ECLI:NL:RBAMS:2012:BX0620

Rechtbank Amsterdam

Datum uitspraak
31 januari 2012
Publicatiedatum
5 april 2013
Zaaknummer
13-706978-22
Instantie
Rechtbank Amsterdam
Type
Uitspraak
Rechtsgebied
Strafrecht
Procedures
  • Eerste aanleg - meervoudig
Vindplaatsen
  • Rechtspraak.nl
AI samenvatting door LexboostAutomatisch gegenereerd

Weigering van overlevering naar Polen op basis van artikel 12 OLW

In deze zaak heeft de Rechtbank Amsterdam op 31 januari 2012 uitspraak gedaan in het kader van een vordering tot overlevering van een opgeëiste persoon aan Polen, op basis van een Europees aanhoudingsbevel (EAB).

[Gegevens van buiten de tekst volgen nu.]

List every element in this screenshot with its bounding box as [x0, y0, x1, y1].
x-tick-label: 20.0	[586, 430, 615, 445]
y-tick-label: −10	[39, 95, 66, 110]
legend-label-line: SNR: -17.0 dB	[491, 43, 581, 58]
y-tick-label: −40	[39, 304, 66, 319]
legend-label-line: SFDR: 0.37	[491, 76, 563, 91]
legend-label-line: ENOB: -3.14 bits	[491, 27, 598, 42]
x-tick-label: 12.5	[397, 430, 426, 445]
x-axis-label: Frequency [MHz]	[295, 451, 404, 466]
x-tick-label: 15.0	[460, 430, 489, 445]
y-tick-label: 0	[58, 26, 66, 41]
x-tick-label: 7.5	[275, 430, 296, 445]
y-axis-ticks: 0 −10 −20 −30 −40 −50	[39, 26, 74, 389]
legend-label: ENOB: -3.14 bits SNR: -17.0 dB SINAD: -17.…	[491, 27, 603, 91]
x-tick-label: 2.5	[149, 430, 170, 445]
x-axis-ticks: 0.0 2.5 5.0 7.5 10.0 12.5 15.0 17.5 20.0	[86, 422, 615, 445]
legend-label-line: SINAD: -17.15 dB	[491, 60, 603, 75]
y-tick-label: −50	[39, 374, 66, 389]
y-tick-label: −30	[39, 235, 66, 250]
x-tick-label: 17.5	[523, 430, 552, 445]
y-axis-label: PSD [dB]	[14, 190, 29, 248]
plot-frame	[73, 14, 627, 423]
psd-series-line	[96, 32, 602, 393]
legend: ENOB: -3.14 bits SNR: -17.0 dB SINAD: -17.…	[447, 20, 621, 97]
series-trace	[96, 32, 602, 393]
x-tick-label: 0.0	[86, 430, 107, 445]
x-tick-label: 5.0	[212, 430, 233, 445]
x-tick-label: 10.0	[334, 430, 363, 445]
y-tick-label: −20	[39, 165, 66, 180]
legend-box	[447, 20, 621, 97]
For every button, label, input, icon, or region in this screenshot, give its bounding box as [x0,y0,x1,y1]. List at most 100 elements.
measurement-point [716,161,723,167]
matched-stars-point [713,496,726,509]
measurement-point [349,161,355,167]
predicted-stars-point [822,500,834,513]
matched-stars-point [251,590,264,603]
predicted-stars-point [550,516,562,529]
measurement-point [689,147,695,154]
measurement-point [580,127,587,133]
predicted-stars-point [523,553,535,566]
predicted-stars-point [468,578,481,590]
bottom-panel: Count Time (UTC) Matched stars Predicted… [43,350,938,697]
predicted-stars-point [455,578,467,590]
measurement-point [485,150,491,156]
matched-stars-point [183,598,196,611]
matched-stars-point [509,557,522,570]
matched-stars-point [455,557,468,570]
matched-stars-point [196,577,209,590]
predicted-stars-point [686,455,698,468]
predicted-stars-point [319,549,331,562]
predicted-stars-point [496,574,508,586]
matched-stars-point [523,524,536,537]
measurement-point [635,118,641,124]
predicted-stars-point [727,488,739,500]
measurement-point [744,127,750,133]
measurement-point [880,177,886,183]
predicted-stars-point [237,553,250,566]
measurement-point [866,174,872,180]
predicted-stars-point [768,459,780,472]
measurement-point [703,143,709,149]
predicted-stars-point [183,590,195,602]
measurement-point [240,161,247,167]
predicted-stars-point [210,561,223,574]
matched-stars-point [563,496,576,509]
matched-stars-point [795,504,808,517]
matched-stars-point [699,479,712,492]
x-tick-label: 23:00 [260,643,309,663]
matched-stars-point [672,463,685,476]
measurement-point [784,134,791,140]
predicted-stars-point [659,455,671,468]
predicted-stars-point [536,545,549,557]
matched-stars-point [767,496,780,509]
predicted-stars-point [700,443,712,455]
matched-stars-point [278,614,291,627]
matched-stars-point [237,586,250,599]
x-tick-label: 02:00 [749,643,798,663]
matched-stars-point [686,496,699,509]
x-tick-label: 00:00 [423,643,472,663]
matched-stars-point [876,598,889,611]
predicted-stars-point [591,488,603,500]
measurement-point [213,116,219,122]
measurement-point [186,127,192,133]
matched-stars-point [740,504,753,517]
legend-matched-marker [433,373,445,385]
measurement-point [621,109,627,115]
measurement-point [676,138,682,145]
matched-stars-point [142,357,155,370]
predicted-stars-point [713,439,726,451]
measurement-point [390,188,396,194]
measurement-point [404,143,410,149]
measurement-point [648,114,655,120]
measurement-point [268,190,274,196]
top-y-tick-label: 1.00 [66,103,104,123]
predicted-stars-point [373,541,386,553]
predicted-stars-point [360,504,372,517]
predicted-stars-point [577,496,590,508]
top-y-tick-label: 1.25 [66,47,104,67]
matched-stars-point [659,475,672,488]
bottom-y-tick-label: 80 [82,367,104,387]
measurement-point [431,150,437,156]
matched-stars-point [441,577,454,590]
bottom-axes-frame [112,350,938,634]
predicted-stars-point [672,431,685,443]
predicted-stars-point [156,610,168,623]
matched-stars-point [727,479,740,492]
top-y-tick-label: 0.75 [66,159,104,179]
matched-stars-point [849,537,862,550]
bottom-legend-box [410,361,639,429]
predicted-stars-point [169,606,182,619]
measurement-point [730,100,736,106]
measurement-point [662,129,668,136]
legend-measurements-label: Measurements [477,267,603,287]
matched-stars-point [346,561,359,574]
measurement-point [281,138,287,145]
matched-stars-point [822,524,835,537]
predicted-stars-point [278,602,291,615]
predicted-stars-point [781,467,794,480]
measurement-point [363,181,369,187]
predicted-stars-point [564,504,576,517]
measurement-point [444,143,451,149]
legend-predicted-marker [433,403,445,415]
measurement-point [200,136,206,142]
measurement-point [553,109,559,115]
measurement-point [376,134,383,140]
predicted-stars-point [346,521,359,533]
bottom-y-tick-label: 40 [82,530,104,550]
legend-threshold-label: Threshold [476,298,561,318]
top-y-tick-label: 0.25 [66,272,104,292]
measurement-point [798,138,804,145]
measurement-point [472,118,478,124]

De vordering was ingediend door de officier van justitie en betrof een verzoek tot overlevering dat was uitgevaardigd door de Judge of the Regional Court in Bialystok III Criminal Division op 25 mei 2010. De opgeëiste persoon, geboren in Polen in 1966, was in Nederland ingeschreven en had een vrijheidsstraf van één jaar opgelegd gekregen door het District Court in Bialystok op 5 juni 2008. De rechtbank heeft de identiteit van de opgeëiste persoon vastgesteld en bevestigd dat zij de Poolse nationaliteit heeft.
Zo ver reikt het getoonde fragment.